UN GRUPPO GREEN Il comunicato stampa diffuso nella notte parla della mobilità sostenibile come uno dei primi obiettivi della nuova realtà. “La nostra fusione è una grande opportunità di rafforzare la nostra posizione nell’industria dell’auto”, ha dichiarato Carlos Tavares, presidente di PSA, “Il nostro obiettivo è guidare la transizione verso una mobilità sostenibile, pulita e sicura, fornendo ai nostri clienti prodotti, tecnologie e servizi di altissima qualità”. Aggiunge Mike Manley, CEO di FCA: “Questa è la fusione di due aziende con marchi incredibili e una forza lavoro estremamente dedicata. Entrambi abbiamo affrontato momenti di crisi, e ne siamo usciti come temibili concorrenti. Le nostre persone condividono l’idea che le sfide siano opportunità da cogliere, e segnino la strada per renderci migliori in quello che facciamo”.

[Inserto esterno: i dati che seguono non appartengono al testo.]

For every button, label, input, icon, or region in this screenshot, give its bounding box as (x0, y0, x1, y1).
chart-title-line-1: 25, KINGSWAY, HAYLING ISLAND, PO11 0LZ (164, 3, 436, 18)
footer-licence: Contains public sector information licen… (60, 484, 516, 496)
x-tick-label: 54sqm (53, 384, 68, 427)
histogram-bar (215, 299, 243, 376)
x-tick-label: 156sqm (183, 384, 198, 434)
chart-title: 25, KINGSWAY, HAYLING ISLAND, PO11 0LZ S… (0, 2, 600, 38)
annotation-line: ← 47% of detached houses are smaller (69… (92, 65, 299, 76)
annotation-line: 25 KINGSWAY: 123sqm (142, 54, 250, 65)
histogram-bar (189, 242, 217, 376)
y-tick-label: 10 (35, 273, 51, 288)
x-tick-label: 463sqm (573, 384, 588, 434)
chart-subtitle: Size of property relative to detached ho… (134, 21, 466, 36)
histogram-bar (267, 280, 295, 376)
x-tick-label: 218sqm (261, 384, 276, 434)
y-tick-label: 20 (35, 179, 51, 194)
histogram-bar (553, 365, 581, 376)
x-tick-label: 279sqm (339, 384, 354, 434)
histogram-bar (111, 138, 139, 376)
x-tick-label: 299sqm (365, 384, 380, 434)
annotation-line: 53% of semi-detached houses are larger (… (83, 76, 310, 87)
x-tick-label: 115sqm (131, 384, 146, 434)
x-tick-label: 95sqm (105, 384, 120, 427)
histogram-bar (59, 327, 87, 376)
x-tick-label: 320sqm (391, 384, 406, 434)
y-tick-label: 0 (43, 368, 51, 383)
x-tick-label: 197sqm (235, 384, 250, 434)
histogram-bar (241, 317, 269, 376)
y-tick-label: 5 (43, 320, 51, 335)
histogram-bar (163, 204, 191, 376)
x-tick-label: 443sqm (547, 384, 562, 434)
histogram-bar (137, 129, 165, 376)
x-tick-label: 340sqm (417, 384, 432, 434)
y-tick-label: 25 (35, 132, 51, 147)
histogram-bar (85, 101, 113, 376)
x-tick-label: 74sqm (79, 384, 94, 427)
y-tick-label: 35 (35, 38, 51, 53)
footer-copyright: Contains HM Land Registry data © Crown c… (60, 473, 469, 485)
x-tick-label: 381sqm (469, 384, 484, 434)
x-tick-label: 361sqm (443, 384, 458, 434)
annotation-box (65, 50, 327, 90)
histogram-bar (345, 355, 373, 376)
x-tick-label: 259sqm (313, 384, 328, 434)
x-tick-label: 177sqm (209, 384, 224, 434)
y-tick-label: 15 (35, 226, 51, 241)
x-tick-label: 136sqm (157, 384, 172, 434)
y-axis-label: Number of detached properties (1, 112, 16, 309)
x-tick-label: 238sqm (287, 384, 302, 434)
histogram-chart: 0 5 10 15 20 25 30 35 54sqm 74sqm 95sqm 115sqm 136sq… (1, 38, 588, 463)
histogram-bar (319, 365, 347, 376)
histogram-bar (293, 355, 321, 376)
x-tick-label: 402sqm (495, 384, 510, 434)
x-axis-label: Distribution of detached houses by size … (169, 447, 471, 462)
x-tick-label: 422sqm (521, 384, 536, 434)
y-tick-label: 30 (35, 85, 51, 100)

Carlos Tavares di PSA e Mike Manley, CEO di FCA, alla firma dell'accordo di fusione

COME UNA SQUADRA DI CALCIO Il consiglio di amministrazione sarà composto, come previsto fin dall’inizio, da undici membri, cinque dei quali saranno nominati da FCA e cinque da PSA. Tra questi, John Elkann come presidente, e Carlos Tavares in qualità di CEO, ossia amministratore delegato, per un incarico iniziale di cinque anni. Confermata la sede olandese del gruppo, così come la quotazione su tre diversi mercati, quello milanese a Piazza Affari, a Wall Street e su Euronext a Parigi. 

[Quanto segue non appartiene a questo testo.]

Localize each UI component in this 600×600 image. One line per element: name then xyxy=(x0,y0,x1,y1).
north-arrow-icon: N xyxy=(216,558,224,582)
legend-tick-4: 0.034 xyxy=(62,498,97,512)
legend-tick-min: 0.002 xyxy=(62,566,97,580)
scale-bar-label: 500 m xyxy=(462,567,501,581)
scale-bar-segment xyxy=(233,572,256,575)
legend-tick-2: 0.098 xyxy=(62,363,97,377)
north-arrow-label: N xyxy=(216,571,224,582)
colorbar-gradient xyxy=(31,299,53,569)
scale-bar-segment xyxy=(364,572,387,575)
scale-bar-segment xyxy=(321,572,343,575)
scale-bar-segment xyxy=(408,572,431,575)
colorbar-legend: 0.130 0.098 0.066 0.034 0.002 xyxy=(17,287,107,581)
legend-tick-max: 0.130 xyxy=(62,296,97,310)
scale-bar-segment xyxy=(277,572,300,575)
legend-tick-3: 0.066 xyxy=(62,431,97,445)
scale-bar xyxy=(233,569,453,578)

QUALCHE NUMERO I risparmi legati alle sinergie aziendali che si vengono a formare con questo accordo dovrebbero concentrarsi principalmente nelle famigerate economie di scala e degli allineamenti di prezzo, per un 40% circa dei 3,7 miliardi di cui sopra; a questi si somma un altro 40% legato a tecnologie, prodotti e piattaforme. Il resto dei risparmi deriverà da tagli ai reparti marketing e amministrativi. A questo punto, l’unica incognita rimane il nome della nuova realtà, di cui non è ancora stato fatto cenno. Idee? Come dovrebbe chiamarsi il nuovo gruppo italo-francese?